Besoin de solliciter celle qu’il renvoie (apostrophe madame), placée en bout d’alexandrin (comme si
tout ramenait tout de même à elle) et en amorçant, par l’enjambement, une longue phrase (sur trois
vers successifs), comme s’il voulait quand même faire durer le moment des adieux avec elle.

Vers 1102 qui révèle le double langage de Titus


Le déséquilibre de Titus se voit particulièrement au dernier vers aux faux airs d’adage (avec la tournure
presque proverbiale, où Titus semble parler avec aplomb)

« Mais il ne s’agit plus de vivre, il faut régner. »

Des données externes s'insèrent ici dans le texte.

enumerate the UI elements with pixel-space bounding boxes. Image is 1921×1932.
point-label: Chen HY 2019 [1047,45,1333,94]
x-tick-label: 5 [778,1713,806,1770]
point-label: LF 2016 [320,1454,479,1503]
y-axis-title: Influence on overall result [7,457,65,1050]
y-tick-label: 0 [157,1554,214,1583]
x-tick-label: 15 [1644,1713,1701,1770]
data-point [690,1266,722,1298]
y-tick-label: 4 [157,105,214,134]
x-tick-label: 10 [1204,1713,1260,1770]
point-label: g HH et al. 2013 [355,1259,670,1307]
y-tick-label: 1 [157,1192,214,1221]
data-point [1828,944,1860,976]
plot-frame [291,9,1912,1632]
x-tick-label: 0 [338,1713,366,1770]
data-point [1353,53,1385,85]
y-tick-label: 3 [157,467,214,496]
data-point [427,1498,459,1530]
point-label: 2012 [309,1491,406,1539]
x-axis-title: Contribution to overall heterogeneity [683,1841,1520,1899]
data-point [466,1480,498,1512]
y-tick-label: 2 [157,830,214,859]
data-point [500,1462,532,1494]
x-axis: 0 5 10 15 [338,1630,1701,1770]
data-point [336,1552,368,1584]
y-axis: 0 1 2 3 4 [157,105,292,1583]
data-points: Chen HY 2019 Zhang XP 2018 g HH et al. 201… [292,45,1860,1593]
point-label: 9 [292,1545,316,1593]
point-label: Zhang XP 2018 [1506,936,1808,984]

L’hémistiche coupe entre « plus » et « de » causant le rejet de vivre au-delà de la césure : la première
indépendante de la phrase (avant la virgule, puisque la phrase est composée deux indépendantes
juxtaposées) fait pencher le verbe « vivre » de l’autre côté de l’alexandrin, signe d’une vie de Titus
désormais inconfortable, en suspens.

La tournure injonctive (« il faut ») et le terme relevant du champ lexical du politique (régner) semblent
avoir le dernier mot (et de fait, « régner » clôture notre passage) ; pourtant, toute la partie de la phrase
consacrée à la vie déborde et prend plus de place (selon le décompte des syllabes : 8 sur 12), à croire
que c’est ce en quoi Titus croit le plus, malgré ce qu’il dit officiellement.

Conclusion
Bilan
Au moment où il affirme le primat de la Raison d’Etat, l’envie de vivre (son amour, sa relation) occupe
le plus l’alexandrin. Au moment où il affirme sa puissance, il parle d’amour. Au moment où il rompt, il
la retient auprès de lui. Contradiction consciente (auquel cas le personnage est hypocrite) ou
inconsciente (auquel cas le personnage lui-aussi est une victime) ?

Ouverture
Cf. la préface de la pièce par Racine, qui affirme trois principes

• L’unité « faire un », avec cette esthétique de « la simplicité » et de fait, tous les personnages
(Antiochus, Bérénice, Titus), sont pris dans un dilemme = cohérence des destins tragiques ici ;
• Le principe de « l’émotion », « toucher », les « larmes ».
• La contradiction « tristesse majestueuse », grandeur vs statut de victime, et Titus n’échappe
finalement pas à la règle, ce que traduit l’expression hyperbolique avec son effet d’écho de
« tous les tourments » (à la fois l’hyperpuissance et le malheur, ou plutôt ici, l’hyperpuissance
surtout dans le malheur).

Cf. la demande du metteur en scène allemand Klaus-Michael GRÜBER aux acteurs de la Comédie
française qui jouaient Bérénice en 1986 : « parler le cœur chaud et la bouche froide ».